Requests also has very restricted access to the `urllib3` streaming API, which made adding additional compression methods
difficult. Accordingly, the project now interfaces to `urllib3` directly. This should not change the public API (except as
noted in the warning above), but the HttpClient internals have changed to use the lower level library.
* ClickHouse Connect now requires the [zstandard](https://pypi.org/project/zstandard/) and [lz4](https://pypi.org/project/lz4/)
binding libraries to support zstd and lz4 compression. ClickHouse itself uses these compression algorithms extensively and
is optimized to work with them, so ClickHouse Connect now takes advantages of them when compression is desired.
New Features
* The core client `query` method now supports streaming. The returned `QueryResult` object has new streaming methods:
* `stream_column_blocks` - returns a generator of smaller result sets matching the ClickHouse blocks returned by the native interface.

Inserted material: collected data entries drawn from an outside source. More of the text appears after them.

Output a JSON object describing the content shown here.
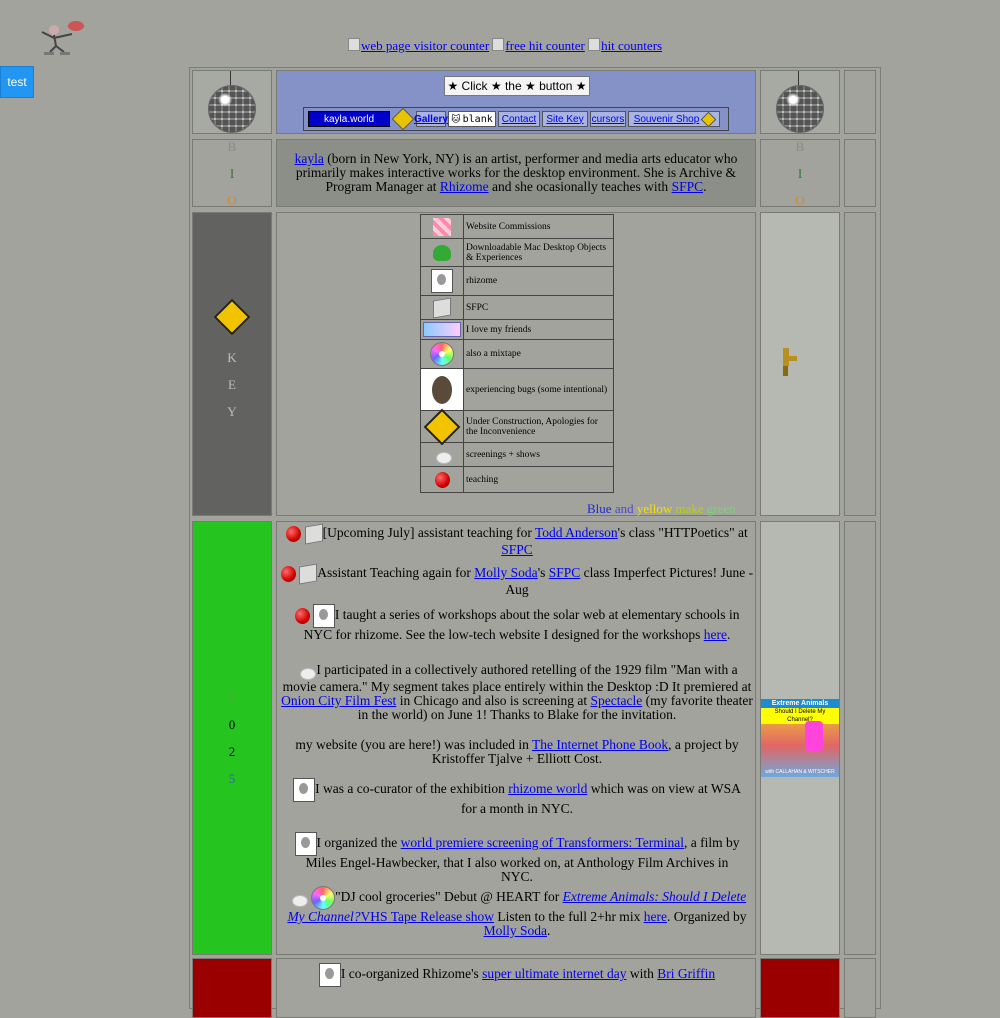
{
  "test_button": "test",
  "counters": [
    "web page visitor counter",
    "free hit counter",
    "hit counters"
  ],
  "header": {
    "click_button": "★ Click ★ the ★ button ★",
    "nav": [
      "kayla.world",
      "Gallery",
      "blank",
      "Contact",
      "Site Key",
      "cursors",
      "Souvenir Shop"
    ]
  },
  "bio_side": [
    "B",
    "I",
    "O"
  ],
  "bio_colors": [
    "#8a8a88",
    "#2a7a2a",
    "#d08a30"
  ],
  "bio": {
    "name_link": "kayla",
    "text1": " (born in New York, NY) is an artist, performer and media arts educator who primarily makes interactive works for the desktop environment. She is Archive & Program Manager at ",
    "rhizome_link": "Rhizome",
    "text2": " and she ocasionally teaches with ",
    "sfpc_link": "SFPC",
    "text3": "."
  },
  "key_side": [
    "K",
    "E",
    "Y"
  ],
  "key_items": [
    {
      "label": "Website Commissions",
      "icon": "pink-tile-icon"
    },
    {
      "label": "Downloadable Mac Desktop Objects & Experiences",
      "icon": "frog-icon"
    },
    {
      "label": "rhizome",
      "icon": "face-icon"
    },
    {
      "label": "SFPC",
      "icon": "dice-icon"
    },
    {
      "label": "I love my friends",
      "icon": "friend-badge-icon"
    },
    {
      "label": "also a mixtape",
      "icon": "cd-icon"
    },
    {
      "label": "experiencing bugs (some intentional)",
      "icon": "bug-icon"
    },
    {
      "label": "Under Construction, Apologies for the Inconvenience",
      "icon": "construction-sign-icon"
    },
    {
      "label": "screenings + shows",
      "icon": "cat-icon"
    },
    {
      "label": "teaching",
      "icon": "apple-icon"
    }
  ],
  "color_caption": {
    "blue": "Blue",
    "and": " and ",
    "yellow": "yellow",
    "make": " make ",
    "green": "green"
  },
  "year_side": [
    "2",
    "0",
    "2",
    "5"
  ],
  "year_colors": [
    "#6a9a38",
    "#000000",
    "#000000",
    "#2a6a9a"
  ],
  "news": {
    "item1": {
      "text": "[Upcoming July] assistant teaching for ",
      "l1": "Todd Anderson",
      "t2": "'s class \"HTTPoetics\" at ",
      "l2": "SFPC"
    },
    "item2": {
      "text": "Assistant Teaching again for ",
      "l1": "Molly Soda",
      "t2": "'s ",
      "l2": "SFPC",
      "t3": " class Imperfect Pictures! June - Aug"
    },
    "item3": {
      "text": "I taught a series of workshops about the solar web at elementary schools in NYC for rhizome. See the low-tech website I designed for the workshops ",
      "l1": "here",
      "t2": "."
    },
    "item4": {
      "text": "I participated in a collectively authored retelling of the 1929 film \"Man with a movie camera.\" My segment takes place entirely within the Desktop :D It premiered at ",
      "l1": "Onion City Film Fest",
      "t2": " in Chicago and also is screening at ",
      "l2": "Spectacle",
      "t3": " (my favorite theater in the world) on June 1! Thanks to Blake for the invitation."
    },
    "item5": {
      "text": "my website (you are here!) was included in ",
      "l1": "The Internet Phone Book",
      "t2": ", a project by Kristoffer Tjalve + Elliott Cost."
    },
    "item6": {
      "text": "I was a co-curator of the exhibition ",
      "l1": "rhizome world",
      "t2": " which was on view at WSA for a month in NYC."
    },
    "item7": {
      "text": "I organized the ",
      "l1": "world premiere screening of Transformers: Terminal",
      "t2": ", a film by Miles Engel-Hawbecker, that I also worked on, at Anthology Film Archives in NYC."
    },
    "item8": {
      "text": "\"DJ cool groceries\" Debut @ HEART for ",
      "l1": "Extreme Animals: Should I Delete My Channel?",
      "l1b": "VHS Tape Release show",
      "t2": " Listen to the full 2+hr mix ",
      "l2": "here",
      "t3": ". Organized by ",
      "l3": "Molly Soda",
      "t4": "."
    },
    "item9": {
      "text": "I co-organized Rhizome's ",
      "l1": "super ultimate internet day",
      "t2": " with ",
      "l2": "Bri Griffin"
    }
  },
  "side_banner": {
    "title": "Extreme Animals",
    "subtitle": "Should I Delete My Channel?",
    "caption": "with CALLAHAN & WITSCHER"
  },
  "colors": {
    "nav_bg": "#8492c8",
    "bio_bg": "#8b8f88",
    "key_side_bg": "#626260",
    "year_side_bg": "#26c41f",
    "red_side_bg": "#9a0000"
  }
}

* `stream_row_blocks` - returns a generator of smaller result sets matching the ClickHouse blocks returned by the native interface,
but "pivoted" to return data rows.
* `stream_rows` - returns a generator that returns a row of data with each iteration.

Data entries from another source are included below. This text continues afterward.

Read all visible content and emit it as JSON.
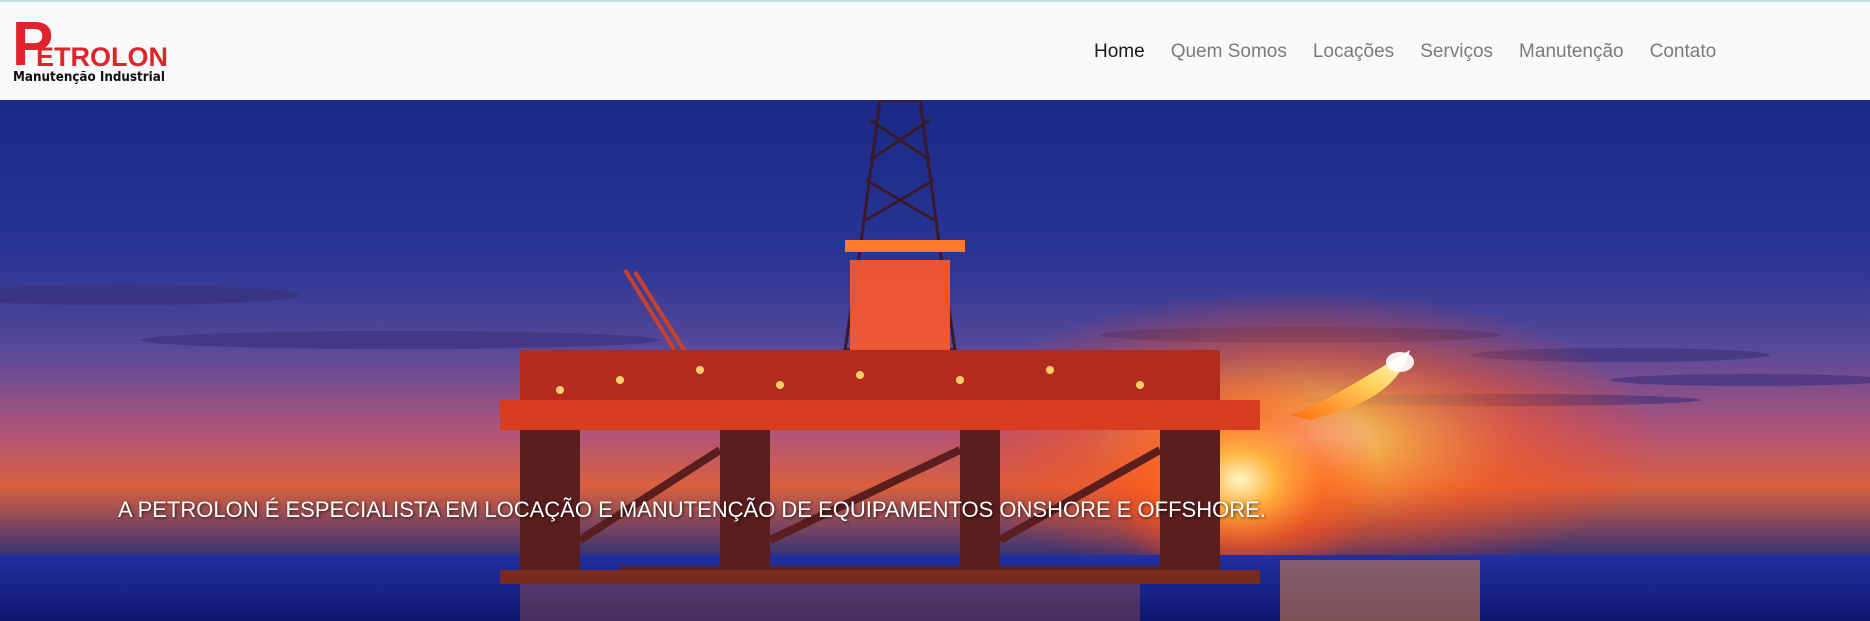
{
  "brand": {
    "logo_initial": "P",
    "logo_word": "ETROLON",
    "logo_subtitle": "Manutenção Industrial",
    "color": "#e0242b"
  },
  "nav": {
    "items": [
      {
        "label": "Home",
        "active": true
      },
      {
        "label": "Quem Somos",
        "active": false
      },
      {
        "label": "Locações",
        "active": false
      },
      {
        "label": "Serviços",
        "active": false
      },
      {
        "label": "Manutenção",
        "active": false
      },
      {
        "label": "Contato",
        "active": false
      }
    ]
  },
  "hero": {
    "image": "offshore-oil-rig-sunset",
    "caption": "A PETROLON É ESPECIALISTA EM LOCAÇÃO E MANUTENÇÃO DE EQUIPAMENTOS ONSHORE E OFFSHORE."
  }
}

These methods should be used within a `with` context to ensure the stream is properly closed when done. In addition, two new properties
`result_columns` and `result_rows` have been added to `QueryResult`. Referencing either of these properties will consume the stream
and return the full dataset. Note that these properties should be used instead of the ambiguous `result_set`, which returns
the data oriented based on the `column_oriented` boolean property. With the addition of `result_rows` and `result_columns` the
`result_set` property and the `column_oriented` property are unnecessary and may be removed in a future release.
* More compression methods. As noted above, ClickHouse Connect now supports `zstd` and `lz4` compression, as well as brotli (`br`),
if the brotli library is installed. If the client `compress` method is set to `True` (the default), ClickHouse Connect will request compression
from the ClickHouse server in the order `lz4,zstd,br,gzip,deflate`, and will compress inserts to ClickHouse using `lz4`. Otherwise,
the client `compress` argument can be set to any of `lz4`, `zstd`, `br`, or `gzip`, and the specific compression method will be
used for both queries and inserts. While `gzip` is available, it doesn't perform as well as the other options and should normally not
be used.
Performance Improvements
* More data conversions for query data have been ported to optimized C/Cython code. Rough benchmarks suggest that this improves
query performance approximately 20% for standard data types.
* Using the new streaming API to process data in blocks significantly improves performance for large datasets (largely because Python has to
allocate significantly less memory and do much less internal data copying otherwise required to build and hold the full dataset). For datasets
of a million rows or more, streaming can improve query performance 2x or more.
Bug Fixes
* As mentioned, ClickHouse `gzip` performance is poor compared to `lz4` and `zstd`. Using those compression methods by default
avoids the major performance degradation seen in https://github.com/ClickHouse/clickhouse-connect/issues/89.
* Passing SqlAlchemy query parameters to the driver.Client constructor was broken by changes in release 0.4.8.
https://github.com/ClickHouse/clickhouse-connect/issues/94. This has been fixed.